Companies do know how to have transparent contact processes. Every single company's press contact could be found within minutes, and was a simple email address. This suggests companies are able to sort this out when there are greater commercial incentives to do so.
For more details, see the full post.
- ^
In the US, all companies agreed to one set of commitments which included:
US on model vulnerabilities: Companies making this commitment recognize that AI systems may continue to have weaknesses and vulnerabilities even after robust red-teaming. They commit to establishing for systems within scope bounty systems, contests, or prizes to incent the responsible disclosure of weaknesses, such as unsafe behaviors, or to include AI systems in their existing bug bounty programs.
In the UK each company submitted their own commitment wordings. The government described the relevant areas as follows:
UK on cybersecurity: Maintain open lines of communication for feedback regarding product security, both internally and externally to your organisation, including mechanisms for security researchers to report vulnerabilities and receive legal safe harbour for doing so, and for escalating issues to the wider community. Helping to share knowledge and threat information will strengthen the overall community's ability to respond to AI security threats.
UK on model vulnerabilities: Establish clear, user-friendly, and publicly described processes for receiving model vulnerability reports drawing on established software vulnerability reporting processes. These processes can be built into – or take inspiration from – processes that organisations have built to receive reports of traditional software vulnerabilities.
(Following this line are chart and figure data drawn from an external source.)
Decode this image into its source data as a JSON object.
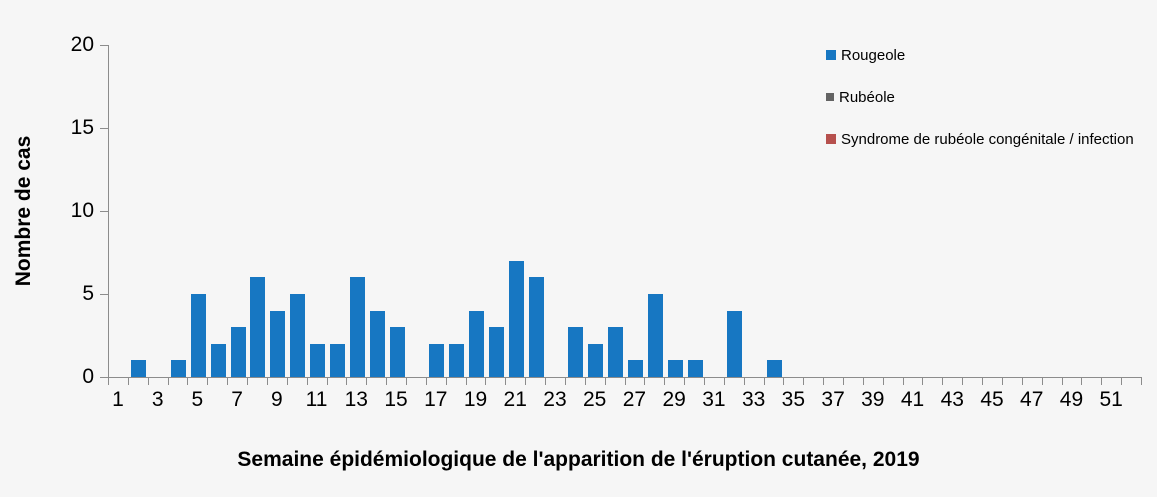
{
  "figure": {
    "background_color": "#f6f6f6",
    "axis_color": "#8c8c8c",
    "text_color": "#000000"
  },
  "chart_data": {
    "type": "bar",
    "title": "",
    "xlabel": "Semaine épidémiologique de l'apparition de l'éruption cutanée, 2019",
    "ylabel": "Nombre de cas",
    "categories": [
      1,
      2,
      3,
      4,
      5,
      6,
      7,
      8,
      9,
      10,
      11,
      12,
      13,
      14,
      15,
      16,
      17,
      18,
      19,
      20,
      21,
      22,
      23,
      24,
      25,
      26,
      27,
      28,
      29,
      30,
      31,
      32,
      33,
      34,
      35,
      36,
      37,
      38,
      39,
      40,
      41,
      42,
      43,
      44,
      45,
      46,
      47,
      48,
      49,
      50,
      51,
      52
    ],
    "x_tick_labels": [
      "1",
      "3",
      "5",
      "7",
      "9",
      "11",
      "13",
      "15",
      "17",
      "19",
      "21",
      "23",
      "25",
      "27",
      "29",
      "31",
      "33",
      "35",
      "37",
      "39",
      "41",
      "43",
      "45",
      "47",
      "49",
      "51"
    ],
    "y_ticks": [
      0,
      5,
      10,
      15,
      20
    ],
    "ylim": [
      0,
      20
    ],
    "grid": false,
    "legend_position": "top-right",
    "series": [
      {
        "name": "Rougeole",
        "color": "#1777C2",
        "values": [
          0,
          1,
          0,
          1,
          5,
          2,
          3,
          6,
          4,
          5,
          2,
          2,
          6,
          4,
          3,
          0,
          2,
          2,
          4,
          3,
          7,
          6,
          0,
          3,
          2,
          3,
          1,
          5,
          1,
          1,
          0,
          4,
          0,
          1,
          0,
          0,
          0,
          0,
          0,
          0,
          0,
          0,
          0,
          0,
          0,
          0,
          0,
          0,
          0,
          0,
          0,
          0
        ]
      },
      {
        "name": "Rubéole",
        "color": "#636363",
        "values": [
          0,
          0,
          0,
          0,
          0,
          0,
          0,
          0,
          0,
          0,
          0,
          0,
          0,
          0,
          0,
          0,
          0,
          0,
          0,
          0,
          0,
          0,
          0,
          0,
          0,
          0,
          0,
          0,
          0,
          0,
          0,
          0,
          0,
          0,
          0,
          0,
          0,
          0,
          0,
          0,
          0,
          0,
          0,
          0,
          0,
          0,
          0,
          0,
          0,
          0,
          0,
          0
        ]
      },
      {
        "name": "Syndrome de rubéole congénitale / infection",
        "color": "#B6504D",
        "values": [
          0,
          0,
          0,
          0,
          0,
          0,
          0,
          0,
          0,
          0,
          0,
          0,
          0,
          0,
          0,
          0,
          0,
          0,
          0,
          0,
          0,
          0,
          0,
          0,
          0,
          0,
          0,
          0,
          0,
          0,
          0,
          0,
          0,
          0,
          0,
          0,
          0,
          0,
          0,
          0,
          0,
          0,
          0,
          0,
          0,
          0,
          0,
          0,
          0,
          0,
          0,
          0
        ]
      }
    ]
  },
  "legend": {
    "items": [
      {
        "label": "Rougeole",
        "color": "#1777C2"
      },
      {
        "label": "Rubéole",
        "color": "#636363"
      },
      {
        "label": "Syndrome de rubéole congénitale / infection",
        "color": "#B6504D"
      }
    ]
  }
}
It is crucial that these policies are made publicly accessible and function effectively.
- ^
A model vulnerability is a safety or security issue relating to an AI model that isn't directly related to its cybersecurity. This could include vulnerability to jailbreaks, prompt injection attacks, privacy attacks, unaddressed potential for misuse, controllability issues, data poisoning attacks, bias and discrimination and general performance issues.
This is based on the definition in the UK government's paper.
1 comments
Comments sorted by top scores.
comment by Zach Stein-Perlman · 2024-02-22T09:13:15.408Z · LW(p) · GW(p)
Good work.
One plausibly-important factor I wish you'd tracked: whether the company offers bug bounties.